Don't have any idea what is "to make it". My ex-band released through labels maybe perhaps 5000-10000 copies of different records through 3 albums (Demo, EP, Split) and toured few festivals internationally. Being part of the underground metal scene, some of the releases did achieve some sort of "underground fame" in a sense that I saw someone pay over $100 for one of our CDs on eBay because the label we were on ceased to exist and all the releases on that label were hard to get since no reprints were possible and many of the releases ended up being "collectors items".

There was no big money involved, but at least we did not put our own money into it: the labels we were on paid for our recording fees, mastering etc. Usually the labels released like 2000 copies of the record: they would send us like 100 copies for free to distribute/sell/whatever, so it was a win/win situation for all.

I really liked the underground scene, knew lots of bands personally and it had a very strong DIY.

Then again, we fell of the map, if you do not release material ( let us say ) every 2-5 years or even a song or two you get forgotten quite fast. After 5 years of hiatus we just disbanded without officially ever splitting up.

I personally am learning audioengineering at the moment and have huge bulk of material in terms of raw demos, guitar pro files, whatever, but to achieve any sort of "good" sound "at home" just seems unachievable for me at the moment. I have produced several raw demos on my own, but they sound more like song you take with yourself to a real studio and record them all over again.

It kinda sucks that being a studio musician for many years you realize that you do not know actually anything about mixing, mastering, recording or what kind of mics you need to "achieve that sound" etc.

It was much easier just for the whole band to book a studio, go record your instrument drink few beers and go home and never gave any second thought to it.

how tf is this pretentious

Idk, my psychedelic pop and ambient projects have been posted on this board and I along with some others think it's mediocre but the attention y'all have given somehow makes me want to try at this more and maybe something great can come out of it. I'll give it a shot Yea Forums

yeah and then your wife dies and you get a new hotter one at the blink of an eye

>It was tiring trying to be a rock musician in a world that doesn't care about good sound anymore.

Are you kidding me?

which part do you dispute? People care less and less about music, people care less and less about sound fidelity, this is easily observable

You're implying that you're the only one who cares about good sound anymore.

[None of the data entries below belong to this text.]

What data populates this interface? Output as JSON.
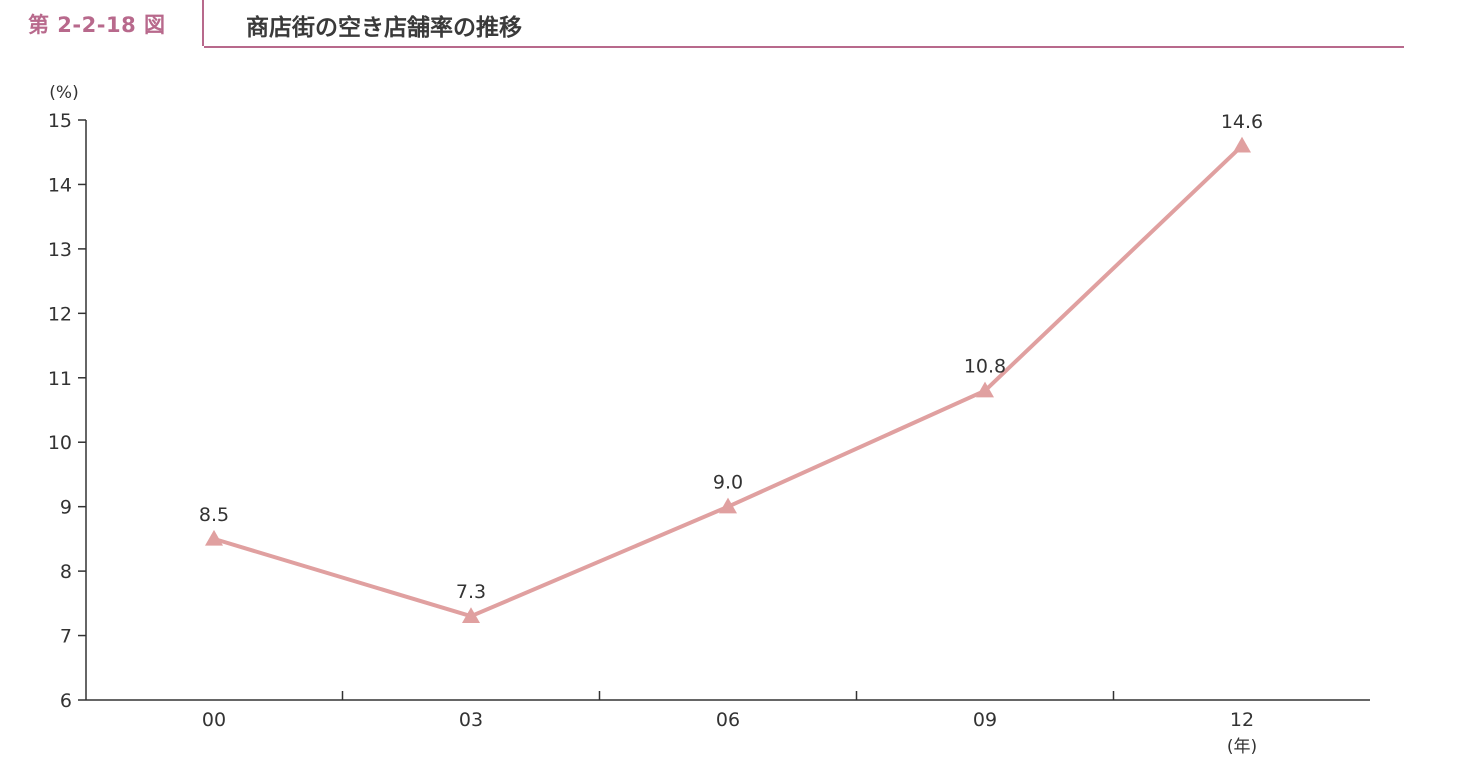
{
  "header": {
    "figure_number": "第 2-2-18 図",
    "title": "商店街の空き店舗率の推移"
  },
  "colors": {
    "accent": "#b8698c",
    "series_line": "#e0a0a0",
    "axis": "#333333"
  },
  "chart_data": {
    "type": "line",
    "title": "商店街の空き店舗率の推移",
    "x": [
      "00",
      "03",
      "06",
      "09",
      "12"
    ],
    "series": [
      {
        "values": [
          8.5,
          7.3,
          9.0,
          10.8,
          14.6
        ],
        "marker": "triangle"
      }
    ],
    "data_labels": [
      "8.5",
      "7.3",
      "9.0",
      "10.8",
      "14.6"
    ],
    "y_unit": "(%)",
    "x_unit": "(年)",
    "ylim": [
      6,
      15
    ],
    "y_ticks": [
      6,
      7,
      8,
      9,
      10,
      11,
      12,
      13,
      14,
      15
    ],
    "grid": false,
    "legend": "none"
  }
}
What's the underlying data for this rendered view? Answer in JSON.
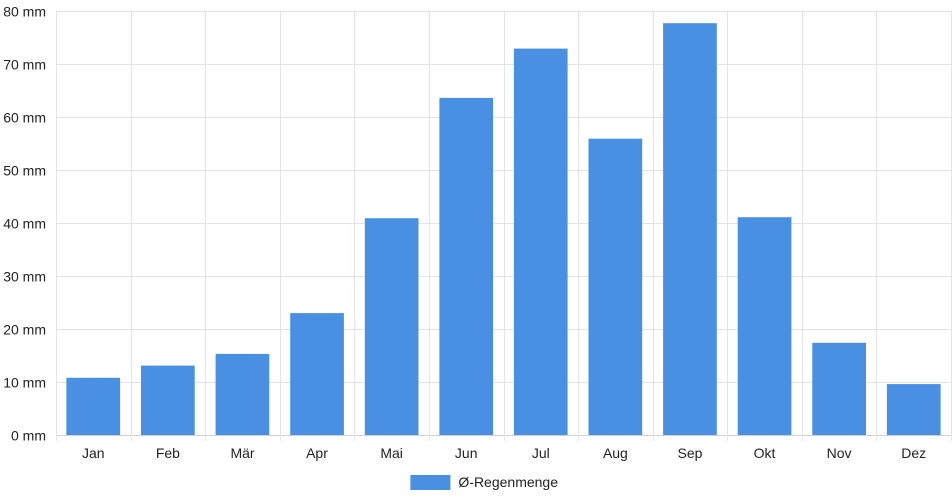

i don't think he implied he was literally the only one who cares anymore, its a figure of speech you brainlet

At least my observation from metal scene which I have been into since 90s, the sound has gotten better.

Of course there are classic records from every era that many consider the "peak" in sound or something like that: everyone has their preferences, but I am talking the sound in overall.

Especially when it comes to extreme metal , many of the better bands went under the radar for long time, who had awesome songwriting, but the production was just so weak and horrible in many ways.

These days the sound quality has improved, accelerated quite fast, that even the shitty bands have pretty good production.

What I am missing especially from the 90s was the variety in sound and soundscape. These days the audiochiseling and various methods are perhaps are so standardized, perhaps the same programs are used, that the final product tend to sound the same in a sense that one would think they would have been recorded on a same studio.

I can pick up some good records from the 90s and instantly from the sound I could recognize what studio these guys probably used, many studios had their trademark sound. These days it all sounds the same.

link to some of your work?

fpbp
Fuck your integrity and fuck trying to please a few virgins on Yea Forums, that sweet cash is all that matters. If you have the opportunity to sell out then take it.